On Sat, Jul 4, 2009 at 12:33 AM, mclovin<hanoo...@gmail.com> wrote:
> Currently I need to find the most common elements in thousands of
> arrays within one large array (arround 2 million instances with ~70k
> unique elements)
>
> so I set up a dictionary to handle the counting so when I am
> iterating  I up the count on the corrosponding dictionary element.
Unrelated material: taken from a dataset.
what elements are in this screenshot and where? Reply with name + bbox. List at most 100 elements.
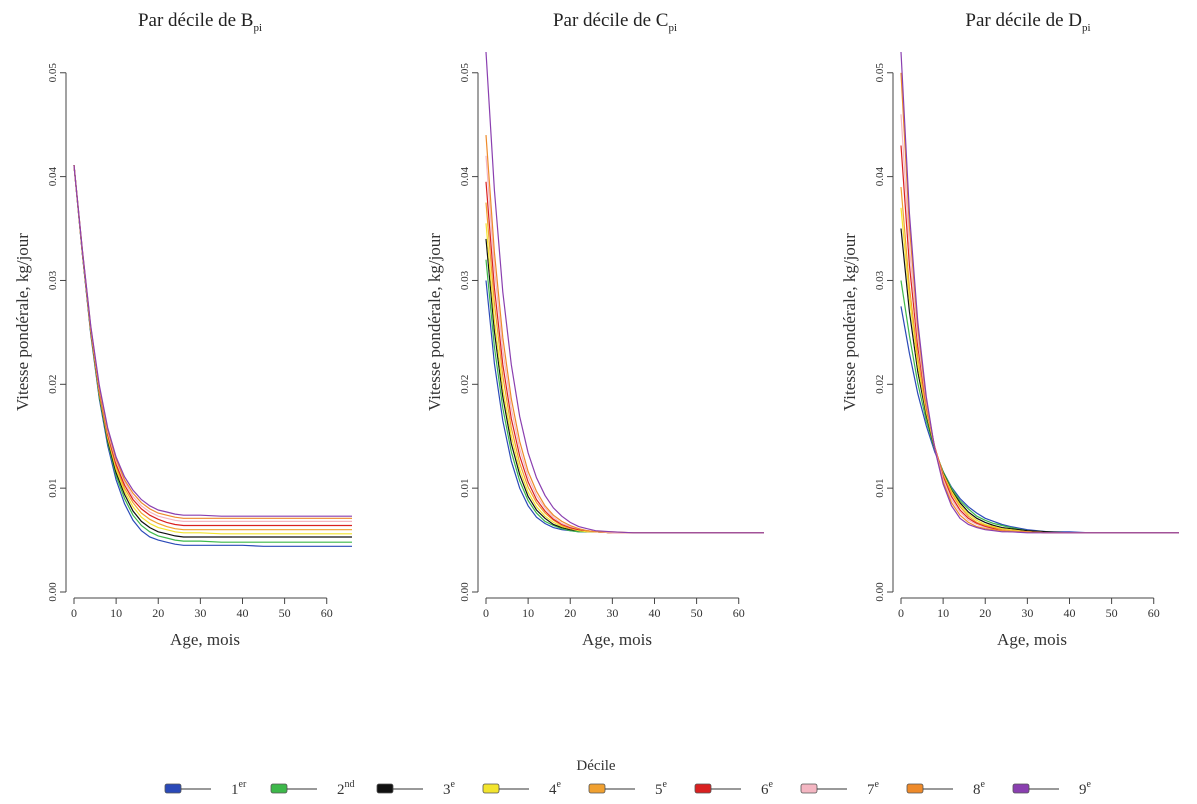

I
> then iterate through the dictionary and find the 25 most common
> elements.
>
> the elements are initially held in a array within an array. so I am am
> just trying to find the most common elements between all the arrays
> contained in one large array.
> my current code looks something like this:
> d = {}
> for arr in my_array:
> -----for i in arr:
> #elements are numpy integers and thus are not accepted as dictionary
> keys
> -----------d[int(i)]=d.get(int(i),0)+1
>
> then I filter things down. but with my algorithm that only takes about
> 1 sec so I dont need to show it here since that isnt the problem.
>
>
> But there has to be something better. I have to do this many many
> times and it seems silly to iterate through 2 million things just to
> get 25. The element IDs are integers and are currently being held in
> numpy arrays in a larger array. this ID is what makes up the key to
> the dictionary.
>
>  It currently takes about 5 seconds to accomplish this with my current
> algorithm.
>
> So does anyone know the best solution or algorithm? I think the trick
> lies in matrix intersections but I do not know.

Using a defaultdict
(http://docs.python.org/library/collections.html#collections.defaultdict)
would speed it up (but only slightly) and make it clearer to read.